Azim Premji: India's Bill Gates


(Software czar says he plans to give away most of his wealth to charity.)


"Even if I was to give my children a small part of my wealth, it would be more than they can digest in many lifetimes,'' says billionaire software czar Azim Premji, explaining why he, much like Microsoft founder Bill Gates, plans to give away most of his money during his lifetime.
For all his billions, Premji, a dimininutive man with a shock of white hair, is remarkably down-to-earth and unflinchingly courteous, politely declining to answer a question he no doubt has been asked countless times--what is the size of his appropriately named Azim Premji Foundation--and steering the conversation to the work his foundation is doing. It focuses on education, improving standards in India by training teachers, among other things; funding model schools; and is now starting a university to upgrade teaching methods.
"It will be a world-class university with a large endowment,'' says the 64-year-old Premji in a wide-ranging interview at the London offices of Wipro ( WIT - news - people ), the software outsourcing giant he founded and now chairs. Ultimately Premji's hope is that teachers trained at his university will fan out to the teacher training institutes in India's 600 districts. "Most of these institutes are a complete mess,'' says Premji, with the teachers leading the classes worse than the teachers that come to get trained.
Premji's foundation was started nine years ago and is funded solely by Premji.
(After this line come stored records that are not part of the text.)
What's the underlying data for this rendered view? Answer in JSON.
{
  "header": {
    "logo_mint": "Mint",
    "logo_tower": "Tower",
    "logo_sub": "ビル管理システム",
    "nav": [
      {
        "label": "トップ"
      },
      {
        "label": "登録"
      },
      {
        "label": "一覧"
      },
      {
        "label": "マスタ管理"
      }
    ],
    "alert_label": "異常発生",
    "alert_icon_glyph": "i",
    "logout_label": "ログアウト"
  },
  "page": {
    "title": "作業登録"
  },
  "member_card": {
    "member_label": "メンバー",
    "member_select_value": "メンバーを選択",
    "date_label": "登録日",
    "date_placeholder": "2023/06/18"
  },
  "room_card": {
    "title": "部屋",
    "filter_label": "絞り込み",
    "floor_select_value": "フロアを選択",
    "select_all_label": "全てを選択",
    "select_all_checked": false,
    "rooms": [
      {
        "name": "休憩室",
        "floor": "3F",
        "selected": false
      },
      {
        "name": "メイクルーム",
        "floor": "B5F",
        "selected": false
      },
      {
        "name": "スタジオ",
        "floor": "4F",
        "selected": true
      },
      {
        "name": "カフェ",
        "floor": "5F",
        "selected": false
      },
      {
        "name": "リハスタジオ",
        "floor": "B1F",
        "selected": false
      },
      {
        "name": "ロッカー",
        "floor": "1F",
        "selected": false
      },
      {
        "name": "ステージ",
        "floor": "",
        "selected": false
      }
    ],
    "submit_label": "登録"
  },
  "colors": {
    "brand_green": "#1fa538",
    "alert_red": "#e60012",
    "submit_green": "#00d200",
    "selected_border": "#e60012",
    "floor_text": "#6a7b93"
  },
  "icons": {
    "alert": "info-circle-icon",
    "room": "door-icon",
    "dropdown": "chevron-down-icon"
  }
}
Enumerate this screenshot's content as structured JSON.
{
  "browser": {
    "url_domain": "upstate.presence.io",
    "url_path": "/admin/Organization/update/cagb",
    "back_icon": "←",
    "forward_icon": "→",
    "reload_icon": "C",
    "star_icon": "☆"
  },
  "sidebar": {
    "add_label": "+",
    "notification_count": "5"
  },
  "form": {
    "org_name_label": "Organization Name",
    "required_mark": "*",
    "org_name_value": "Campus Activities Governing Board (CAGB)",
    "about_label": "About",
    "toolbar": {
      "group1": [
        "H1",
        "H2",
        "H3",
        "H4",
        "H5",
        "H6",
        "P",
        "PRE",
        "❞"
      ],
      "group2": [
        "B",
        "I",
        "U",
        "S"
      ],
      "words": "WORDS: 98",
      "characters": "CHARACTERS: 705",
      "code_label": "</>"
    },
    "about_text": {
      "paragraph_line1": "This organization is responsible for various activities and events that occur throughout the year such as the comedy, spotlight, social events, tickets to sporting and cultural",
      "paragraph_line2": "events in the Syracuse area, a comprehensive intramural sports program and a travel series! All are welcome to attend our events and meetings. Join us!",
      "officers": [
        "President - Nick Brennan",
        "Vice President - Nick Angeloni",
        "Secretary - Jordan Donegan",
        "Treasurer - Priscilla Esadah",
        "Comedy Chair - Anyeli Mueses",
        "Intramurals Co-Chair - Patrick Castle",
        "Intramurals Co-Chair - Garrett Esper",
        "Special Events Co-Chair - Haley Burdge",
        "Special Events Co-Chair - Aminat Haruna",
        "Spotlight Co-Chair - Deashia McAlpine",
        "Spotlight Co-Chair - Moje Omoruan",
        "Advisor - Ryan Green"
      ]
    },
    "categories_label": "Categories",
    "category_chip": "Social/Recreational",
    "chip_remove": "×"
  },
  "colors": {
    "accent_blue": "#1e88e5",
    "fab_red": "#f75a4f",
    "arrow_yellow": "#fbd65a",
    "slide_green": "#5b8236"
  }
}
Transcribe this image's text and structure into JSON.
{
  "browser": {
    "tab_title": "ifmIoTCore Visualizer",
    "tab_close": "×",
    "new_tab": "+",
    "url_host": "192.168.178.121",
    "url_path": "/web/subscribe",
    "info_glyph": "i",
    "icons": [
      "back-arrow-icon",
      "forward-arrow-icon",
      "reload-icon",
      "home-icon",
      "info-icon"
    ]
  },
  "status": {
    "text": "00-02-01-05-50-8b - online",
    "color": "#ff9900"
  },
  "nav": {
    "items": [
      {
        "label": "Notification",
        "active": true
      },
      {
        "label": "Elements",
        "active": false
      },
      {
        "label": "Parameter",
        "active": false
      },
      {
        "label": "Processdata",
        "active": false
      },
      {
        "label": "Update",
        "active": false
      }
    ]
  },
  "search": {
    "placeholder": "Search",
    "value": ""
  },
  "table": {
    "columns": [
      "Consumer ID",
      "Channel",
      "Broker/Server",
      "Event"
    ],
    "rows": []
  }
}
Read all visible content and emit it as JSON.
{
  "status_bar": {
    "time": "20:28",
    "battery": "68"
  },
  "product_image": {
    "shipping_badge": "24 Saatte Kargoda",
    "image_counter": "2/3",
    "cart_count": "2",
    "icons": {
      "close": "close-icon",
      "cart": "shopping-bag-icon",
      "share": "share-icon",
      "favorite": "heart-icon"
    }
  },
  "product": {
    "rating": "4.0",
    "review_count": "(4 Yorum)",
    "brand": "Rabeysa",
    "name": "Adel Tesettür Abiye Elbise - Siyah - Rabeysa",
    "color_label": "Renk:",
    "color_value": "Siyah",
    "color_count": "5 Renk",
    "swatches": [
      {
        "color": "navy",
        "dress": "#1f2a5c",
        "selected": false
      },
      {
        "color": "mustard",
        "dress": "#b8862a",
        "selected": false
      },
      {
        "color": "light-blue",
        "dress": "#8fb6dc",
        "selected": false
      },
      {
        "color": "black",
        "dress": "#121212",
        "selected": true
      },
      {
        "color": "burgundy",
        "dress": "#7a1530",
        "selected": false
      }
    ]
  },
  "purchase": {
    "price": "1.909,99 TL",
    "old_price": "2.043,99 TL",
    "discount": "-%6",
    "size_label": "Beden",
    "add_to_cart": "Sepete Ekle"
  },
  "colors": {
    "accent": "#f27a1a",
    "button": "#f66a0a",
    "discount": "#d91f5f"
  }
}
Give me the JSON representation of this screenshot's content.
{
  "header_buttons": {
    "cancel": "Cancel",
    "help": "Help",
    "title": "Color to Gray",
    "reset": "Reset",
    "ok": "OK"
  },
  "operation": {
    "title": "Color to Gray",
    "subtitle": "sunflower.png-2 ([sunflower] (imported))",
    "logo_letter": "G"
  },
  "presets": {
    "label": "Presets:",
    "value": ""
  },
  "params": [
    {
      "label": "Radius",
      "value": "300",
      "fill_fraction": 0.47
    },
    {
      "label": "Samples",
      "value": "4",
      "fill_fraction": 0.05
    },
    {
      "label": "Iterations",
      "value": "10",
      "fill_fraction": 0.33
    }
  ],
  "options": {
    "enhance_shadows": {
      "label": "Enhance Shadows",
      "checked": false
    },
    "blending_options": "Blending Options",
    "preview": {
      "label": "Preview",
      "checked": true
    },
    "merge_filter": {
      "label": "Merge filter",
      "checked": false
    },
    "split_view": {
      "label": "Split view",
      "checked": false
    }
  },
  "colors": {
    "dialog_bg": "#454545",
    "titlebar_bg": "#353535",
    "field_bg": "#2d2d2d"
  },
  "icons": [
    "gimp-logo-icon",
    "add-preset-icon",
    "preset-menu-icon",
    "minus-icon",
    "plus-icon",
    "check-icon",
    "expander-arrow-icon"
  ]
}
In a September 2006 article, India's Economic Times said Premji had given the foundation stock valued at Rs 450 crore or roughly $101 million. "It was much more than that,'' says Premji, declining to elaborate.
For Premji, philanthropy boils down to a simple philosophy: "To those to whom much is given, much has to be given back."
If the Indian software billionaire, who ranks No. 28 among the richest people in the world with $17 billion to his name, winds up giving away most of his money to charity, he would be a rare breed among Asian entrepreneurs who have tended to pass their wealth onto their children rather than putting it to philanthropic use.